Ubaldo Villani-Lubelli
Dopo il clamori della festa tedesca

Vivere senza Muro

Per la generazione degli anni Settanta e Ottanta il Muro di Berlino era qualcosa dato per scontato, quasi esterno. E invece è venuto giù. Ma altri "muri" sociali, non politici, dividono i popoli

I palloncini bianchi sono stati fatti volare, il Muro di Berlino, ancora una volta, è stato abbattuto. Per poco più di 48 ore, lo scorso fine settimana, Berlino è tornata ad essere divisa, anche se solo simbolicamente, da un lungo muro di palloncini bianchi. Rivedere la capitale tedesca nuovamente divisa è stata un’emozione unica. Il percorso del Muro, a tratti illogico e tortuoso, per molti era ormai dimenticato. La Berlino di oggi è una città che si è messa alle spalle quell’esperienza e le tracce di muro sono ormai impercettibili. I turisti si illudono di poter percepire qualcosa della città divisa di un tempo ma in realtà molto poco (forse nulla) è rimasto. Il muro di palloncini illuminati è stato un buon modo per far ricordare alla città di Berlino e ai berlinesi la loro storia recente.

Si è trattato di un’operazione politicamente e culturalmente importante perché se ormai l’Ostalgie, diversamente da come spesso si legge sugli organi di informazione, è superata e ci sono solo pochi sparuti nostalgici della vita della DDR, diverso è il discorso della questione legata alle disparità e ai “muri sociali” in Germania. E il problema non riguarda solo i cosiddetti nuovi Länder (quelli corrispondenti alla ex DDR), ma l’intera Germania, a Ovest come ad Est. È un problema che non ha nulla a che fare con il successo o meno del processo di riunificazione tedesca o alla famosa convergenza promessa dall’ex cancelliere Helmut Kohl. Convergenza, infatti, non significava e non significa totale parità, perché questa non esisteva e non esiste neanche all’interno dei vecchi Länder (quelli corrispondenti all’ex Germania Ovest). Insomma, i Muri che dividono oggi la Germania non sono politici e non hanno nulla a che fare con la contrapposizione Est-Ovest.
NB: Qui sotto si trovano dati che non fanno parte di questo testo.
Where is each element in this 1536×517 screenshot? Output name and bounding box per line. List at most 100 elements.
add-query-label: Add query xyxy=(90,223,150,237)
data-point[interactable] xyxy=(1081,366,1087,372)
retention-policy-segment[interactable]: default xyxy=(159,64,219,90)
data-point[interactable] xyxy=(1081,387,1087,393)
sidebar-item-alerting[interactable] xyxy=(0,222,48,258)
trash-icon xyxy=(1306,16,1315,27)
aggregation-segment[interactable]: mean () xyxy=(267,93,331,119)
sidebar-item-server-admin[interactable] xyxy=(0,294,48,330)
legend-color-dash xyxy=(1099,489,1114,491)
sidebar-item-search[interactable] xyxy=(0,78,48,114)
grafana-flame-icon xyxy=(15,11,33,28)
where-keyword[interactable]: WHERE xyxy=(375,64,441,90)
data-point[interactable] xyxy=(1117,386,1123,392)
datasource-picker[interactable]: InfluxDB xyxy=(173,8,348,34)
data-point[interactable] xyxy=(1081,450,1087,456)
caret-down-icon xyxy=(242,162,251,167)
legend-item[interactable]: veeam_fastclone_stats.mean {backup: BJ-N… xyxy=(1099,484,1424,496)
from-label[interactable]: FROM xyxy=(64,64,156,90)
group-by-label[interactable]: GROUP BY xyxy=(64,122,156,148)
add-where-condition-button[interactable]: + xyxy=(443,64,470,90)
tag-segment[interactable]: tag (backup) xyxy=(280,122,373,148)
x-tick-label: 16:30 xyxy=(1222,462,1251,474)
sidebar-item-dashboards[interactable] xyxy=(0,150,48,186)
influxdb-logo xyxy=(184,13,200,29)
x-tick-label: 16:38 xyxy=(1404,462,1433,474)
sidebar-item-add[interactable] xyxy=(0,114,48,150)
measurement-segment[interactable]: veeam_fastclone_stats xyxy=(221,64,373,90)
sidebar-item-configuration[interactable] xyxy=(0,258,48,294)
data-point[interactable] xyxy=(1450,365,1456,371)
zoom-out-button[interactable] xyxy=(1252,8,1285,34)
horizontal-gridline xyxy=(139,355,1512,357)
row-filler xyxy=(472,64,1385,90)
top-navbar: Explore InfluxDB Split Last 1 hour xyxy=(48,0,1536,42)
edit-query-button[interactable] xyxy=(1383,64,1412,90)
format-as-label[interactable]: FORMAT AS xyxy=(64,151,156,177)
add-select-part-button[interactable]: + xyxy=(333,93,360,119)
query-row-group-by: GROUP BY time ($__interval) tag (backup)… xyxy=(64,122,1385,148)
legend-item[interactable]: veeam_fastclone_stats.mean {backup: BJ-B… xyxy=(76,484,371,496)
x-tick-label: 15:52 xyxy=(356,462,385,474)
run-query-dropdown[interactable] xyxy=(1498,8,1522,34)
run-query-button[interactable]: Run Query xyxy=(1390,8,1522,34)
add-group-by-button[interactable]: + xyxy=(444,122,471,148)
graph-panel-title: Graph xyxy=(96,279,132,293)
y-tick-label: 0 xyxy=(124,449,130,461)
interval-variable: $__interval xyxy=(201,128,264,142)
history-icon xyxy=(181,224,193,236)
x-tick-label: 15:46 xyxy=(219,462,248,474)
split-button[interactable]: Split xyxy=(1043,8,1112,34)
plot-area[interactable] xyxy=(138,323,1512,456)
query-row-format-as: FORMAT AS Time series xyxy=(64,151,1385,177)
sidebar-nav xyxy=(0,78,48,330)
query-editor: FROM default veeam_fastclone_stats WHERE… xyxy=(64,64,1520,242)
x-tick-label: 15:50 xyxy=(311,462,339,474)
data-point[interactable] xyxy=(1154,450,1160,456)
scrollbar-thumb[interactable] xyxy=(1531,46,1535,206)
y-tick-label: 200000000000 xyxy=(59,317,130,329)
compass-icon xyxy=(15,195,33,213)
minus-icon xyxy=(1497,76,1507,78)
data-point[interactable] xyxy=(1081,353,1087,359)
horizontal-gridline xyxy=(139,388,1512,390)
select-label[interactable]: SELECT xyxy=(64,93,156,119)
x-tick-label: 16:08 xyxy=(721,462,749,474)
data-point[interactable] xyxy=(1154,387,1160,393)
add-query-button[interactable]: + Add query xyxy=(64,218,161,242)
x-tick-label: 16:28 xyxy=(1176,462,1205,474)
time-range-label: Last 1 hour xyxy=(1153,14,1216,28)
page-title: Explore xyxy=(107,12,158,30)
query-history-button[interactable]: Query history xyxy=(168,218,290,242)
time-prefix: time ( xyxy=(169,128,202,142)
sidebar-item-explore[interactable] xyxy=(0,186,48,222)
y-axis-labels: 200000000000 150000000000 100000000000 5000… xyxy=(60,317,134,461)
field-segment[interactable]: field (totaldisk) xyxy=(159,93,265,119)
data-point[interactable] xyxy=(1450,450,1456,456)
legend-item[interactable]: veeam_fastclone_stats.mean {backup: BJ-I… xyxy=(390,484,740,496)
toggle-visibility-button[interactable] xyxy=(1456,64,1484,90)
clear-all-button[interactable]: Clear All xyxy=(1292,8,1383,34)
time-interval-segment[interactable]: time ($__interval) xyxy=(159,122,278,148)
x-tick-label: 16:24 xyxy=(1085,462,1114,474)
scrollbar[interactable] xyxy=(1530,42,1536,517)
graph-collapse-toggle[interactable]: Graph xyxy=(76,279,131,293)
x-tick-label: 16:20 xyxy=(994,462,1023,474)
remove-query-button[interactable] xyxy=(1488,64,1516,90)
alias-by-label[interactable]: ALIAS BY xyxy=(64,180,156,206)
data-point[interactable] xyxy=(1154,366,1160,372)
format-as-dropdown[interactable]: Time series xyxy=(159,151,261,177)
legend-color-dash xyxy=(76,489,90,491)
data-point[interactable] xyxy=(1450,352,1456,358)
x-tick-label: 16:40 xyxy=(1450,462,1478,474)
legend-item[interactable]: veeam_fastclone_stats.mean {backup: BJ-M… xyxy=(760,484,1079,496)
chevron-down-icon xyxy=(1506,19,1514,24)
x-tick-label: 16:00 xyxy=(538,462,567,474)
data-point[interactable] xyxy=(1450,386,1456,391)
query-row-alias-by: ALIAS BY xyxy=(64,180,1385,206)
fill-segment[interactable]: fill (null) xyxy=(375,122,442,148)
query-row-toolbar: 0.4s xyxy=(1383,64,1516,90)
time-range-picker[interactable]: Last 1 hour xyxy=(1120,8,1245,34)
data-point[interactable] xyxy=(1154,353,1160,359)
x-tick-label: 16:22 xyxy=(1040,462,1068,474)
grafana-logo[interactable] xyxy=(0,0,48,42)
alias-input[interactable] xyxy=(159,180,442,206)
Muro di Berlino20141Lo scorso fine settimana a Berlino, lungo il percorso del Muro illuminato dai palloncini, sulla Erna-Berger-Strasse, vicino al Checkpoint Charlie, c’era una scritta in gesso sull’asfalto, passata inosservata alle migliaia di tedeschi che camminavano felicemente lungo il Muro: «Nuovi muri ci sono nel paese: Hartz IV, povertà infantile, salari bassi, Frontex, Eurosur e povertà degli anziani». Non era un modo per protestare e per rovinare una festa che in realtà ha unito un intero paese e un intero popolo, ma un invito a stare attenti ai nuovi che si sono eretti in Germania. Muri meno visibili, a volte nascosti nelle zone più nascoste e ai margini della società.

Per la generazione degli anni Settanta e Ottanta il Muro di Berlino era qualcosa dato per scontato, come destinato a durare in eterno, eppure un giorno, quasi per caso, inaspettatamente, qualcosa è cambiato nel ritmo della storia: la fine della cortina di ferro, la forza delle manifestazioni della rivoluzione pacifica e una conferenza stampa del portavoce del Partito di Unità Socialista (SED) della DDR hanno cambiato il mondo.

Su uno dei pezzi superstiti del Muro di Berlino, nella famosa East Side Gallery, c’è una frase che riprende un detto africano: «Molte piccole persone che fanno molte piccole cose in molti piccoli posti possono cambiare il volto del mondo». È una frase che non dovremmo dimenticare perché così come tanti piccoli gesti contribuirono a costruire un mondo migliore dopo quel 9 novembre 1989, così, anche oggi, basterebbe poco per superare quei piccoli muri che sono cresciuti nella società e che le nuove generazioni danno per insuperabili.